In I sogni e i luoghi lo scenografo marchigiano (di nascita), fiorentino e romano (di formazione), ritorna con la memoria alla propria infanzia e al primo incontro con il cinema, quando si ritrova ad ammirare la «rappresentazione di una straziante Vita di Gesù e poi di un saltellante Charlot, il tutto in uno sgangherato 16 mm, rumoroso e muto contemporaneamente» (p. 32). Questa sezione, attraverso episodi autobiografici narrati in prima persona, porta alla luce anche diverse realtà socioculturali vissute dallo scenografo (un po’ una “storia d’Italia” vista dai suoi occhi): gli orrori della Seconda guerra mondiale durante il tempo del liceo a Firenze oppure la “rinascita” negli anni immediatamente successivi. Ma il cuore pulsante della narrazione sta nei racconti della propria attività lavorativa, come quando nel 1947 viene ammesso al Centro Sperimentale di Cinematografia di Roma, poi espulso e infine “salvato” dal teorico del cinema Béla Balázs.

Seguono altre mirabolanti avventure con Alessandro Blasetti, Alberto Lattuada, Vittorio De Sica, Pietro Germi e Luciano Emmer. «Il cinema divenne allora un simbolo di rinascita, c’era un gran fermento creativo e una grande voglia di fare, sempre meglio e sempre di più» (p. 46). Menzione a parte la serie di memorie riservate alla ventennale collaborazione con Visconti, da Le notti bianche (1957) al debutto teatrale nel 1958 con Uno sguardo dal ponte di Arthur Miller, da Il lavoro (episodio in Boccaccio ’70, 1962), Il Gattopardo (1963) e Gruppo di famiglia in un interno (1974) fino all’ultimo L’innocente (1976). Da segnalare inoltre i lavori con Monicelli, in particolare per La Grande guerra (1959), in merito al quale Garbuglia evidenzia il rapporto tra scenografia e sceneggiatura.

Altre memorabili esperienze internazionali furono quelle con Vadim per Barbarella (1968) – ricca di difficoltà ma anche di grandi soddisfazioni – e per Waterloo (1970) di Sergej Bondarčuk, considerata «la più grande scenografia fatta al mondo di dieci chilometri quadrati.

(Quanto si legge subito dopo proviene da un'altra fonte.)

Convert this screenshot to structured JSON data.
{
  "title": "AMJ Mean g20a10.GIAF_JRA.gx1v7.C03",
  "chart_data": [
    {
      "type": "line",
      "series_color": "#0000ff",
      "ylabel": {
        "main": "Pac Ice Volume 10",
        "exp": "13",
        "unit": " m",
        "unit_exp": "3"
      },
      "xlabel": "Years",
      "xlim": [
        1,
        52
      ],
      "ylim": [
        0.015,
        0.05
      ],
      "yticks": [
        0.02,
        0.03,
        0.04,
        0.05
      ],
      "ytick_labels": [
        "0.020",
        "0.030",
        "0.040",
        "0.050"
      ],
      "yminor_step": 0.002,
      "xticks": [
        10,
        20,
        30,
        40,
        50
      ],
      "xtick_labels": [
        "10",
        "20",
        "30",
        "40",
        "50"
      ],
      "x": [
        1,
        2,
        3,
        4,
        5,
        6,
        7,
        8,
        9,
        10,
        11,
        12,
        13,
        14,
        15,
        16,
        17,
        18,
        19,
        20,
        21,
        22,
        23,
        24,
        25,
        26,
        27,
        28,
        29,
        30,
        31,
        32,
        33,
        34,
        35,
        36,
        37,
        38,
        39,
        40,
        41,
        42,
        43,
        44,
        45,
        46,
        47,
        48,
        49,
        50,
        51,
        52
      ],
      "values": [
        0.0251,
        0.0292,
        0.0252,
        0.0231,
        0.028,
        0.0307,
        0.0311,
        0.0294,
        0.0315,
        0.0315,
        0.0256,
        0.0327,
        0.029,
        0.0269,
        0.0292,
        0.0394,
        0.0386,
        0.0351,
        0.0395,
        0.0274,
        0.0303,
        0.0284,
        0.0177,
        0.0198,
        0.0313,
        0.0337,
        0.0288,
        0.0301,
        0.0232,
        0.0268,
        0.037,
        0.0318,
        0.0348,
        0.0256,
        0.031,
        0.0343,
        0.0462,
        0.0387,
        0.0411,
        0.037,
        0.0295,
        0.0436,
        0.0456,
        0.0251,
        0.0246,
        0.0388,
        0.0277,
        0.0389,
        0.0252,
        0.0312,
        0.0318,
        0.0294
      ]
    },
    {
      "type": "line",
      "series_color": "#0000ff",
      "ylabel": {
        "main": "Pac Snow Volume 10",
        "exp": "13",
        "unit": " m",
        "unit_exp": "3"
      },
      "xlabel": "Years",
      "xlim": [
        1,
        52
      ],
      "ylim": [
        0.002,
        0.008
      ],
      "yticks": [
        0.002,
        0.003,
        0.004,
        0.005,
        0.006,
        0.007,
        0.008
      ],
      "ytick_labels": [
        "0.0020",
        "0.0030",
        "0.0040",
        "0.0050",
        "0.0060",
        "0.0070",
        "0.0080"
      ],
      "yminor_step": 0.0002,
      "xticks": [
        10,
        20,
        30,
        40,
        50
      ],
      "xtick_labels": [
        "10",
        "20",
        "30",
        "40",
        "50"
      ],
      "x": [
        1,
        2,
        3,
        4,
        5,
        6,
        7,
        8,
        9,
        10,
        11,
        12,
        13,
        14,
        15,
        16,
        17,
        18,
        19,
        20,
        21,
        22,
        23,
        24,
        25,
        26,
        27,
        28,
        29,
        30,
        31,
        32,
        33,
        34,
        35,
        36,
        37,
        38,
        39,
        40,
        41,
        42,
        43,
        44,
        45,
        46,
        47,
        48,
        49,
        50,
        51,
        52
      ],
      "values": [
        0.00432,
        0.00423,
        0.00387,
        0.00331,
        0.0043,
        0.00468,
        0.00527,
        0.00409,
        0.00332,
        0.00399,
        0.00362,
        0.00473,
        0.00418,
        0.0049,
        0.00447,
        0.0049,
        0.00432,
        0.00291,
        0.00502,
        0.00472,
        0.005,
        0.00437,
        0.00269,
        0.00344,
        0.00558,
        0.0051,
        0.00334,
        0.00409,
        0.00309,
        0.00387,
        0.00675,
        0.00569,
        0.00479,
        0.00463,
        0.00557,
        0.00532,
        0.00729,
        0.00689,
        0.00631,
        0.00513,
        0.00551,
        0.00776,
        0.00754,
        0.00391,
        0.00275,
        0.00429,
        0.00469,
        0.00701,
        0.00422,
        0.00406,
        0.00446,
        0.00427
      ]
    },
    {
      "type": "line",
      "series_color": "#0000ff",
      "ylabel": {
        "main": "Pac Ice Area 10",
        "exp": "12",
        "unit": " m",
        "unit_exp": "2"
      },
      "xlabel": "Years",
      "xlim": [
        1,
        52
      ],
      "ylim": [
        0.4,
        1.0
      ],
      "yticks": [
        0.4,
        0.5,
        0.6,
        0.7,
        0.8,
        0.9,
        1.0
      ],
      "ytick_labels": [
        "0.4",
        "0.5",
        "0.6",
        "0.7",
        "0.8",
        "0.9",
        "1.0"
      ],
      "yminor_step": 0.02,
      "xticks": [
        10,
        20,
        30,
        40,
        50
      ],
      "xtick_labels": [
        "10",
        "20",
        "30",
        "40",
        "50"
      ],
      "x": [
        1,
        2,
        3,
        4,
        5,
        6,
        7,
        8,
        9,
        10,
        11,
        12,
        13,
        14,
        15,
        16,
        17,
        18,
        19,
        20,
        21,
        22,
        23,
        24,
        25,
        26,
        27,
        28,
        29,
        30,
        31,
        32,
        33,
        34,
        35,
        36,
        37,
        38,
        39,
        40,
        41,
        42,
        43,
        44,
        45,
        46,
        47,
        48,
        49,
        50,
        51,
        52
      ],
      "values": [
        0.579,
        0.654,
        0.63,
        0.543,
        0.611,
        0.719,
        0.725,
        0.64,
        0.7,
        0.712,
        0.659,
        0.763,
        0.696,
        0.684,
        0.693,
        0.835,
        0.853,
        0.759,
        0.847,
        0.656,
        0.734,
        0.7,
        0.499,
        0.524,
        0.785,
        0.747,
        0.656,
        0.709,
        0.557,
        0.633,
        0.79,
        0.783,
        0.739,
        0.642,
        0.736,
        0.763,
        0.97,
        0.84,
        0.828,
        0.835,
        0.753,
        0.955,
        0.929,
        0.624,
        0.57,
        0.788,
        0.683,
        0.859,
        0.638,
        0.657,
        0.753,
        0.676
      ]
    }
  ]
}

Studiata e realizzata centimetro per centimetro come su un palcoscenico di teatro. Una macchina scenica in cui tutto era previsto» (p. 89). Per non parlare dei progetti incompiuti come la Recherche di Visconti e Mouche (1991) di Marcel Carné. A coronamento di una sfavillante carriera tra Cinecittà e Hollywood, dagli anni Settanta lo scenografo ricopre la cattedra di docente di scenografia proprio dove tutto è cominciato, al CSC di Roma. Il volume vanta inoltre una indimenticabile serie di immagini (foto, bozzetti, schizzi e progetti) che da sola varrebbe il “prezzo del biglietto”.

Mentre sempre più spesso un corposo numero di studiosi pone attenzione esclusiva su attori e registi, un contributo come questo – che si propone di rivalutare un ruolo troppo spesso trascurato nell’analisi dell’industria cinematografica – è una manna dal cielo: un tentativo più che compiuto di ridistribuire i meriti del prodotto filmico a quelle mani “invisibili” senza le quali non avremmo, ancora oggi, immagini immortali.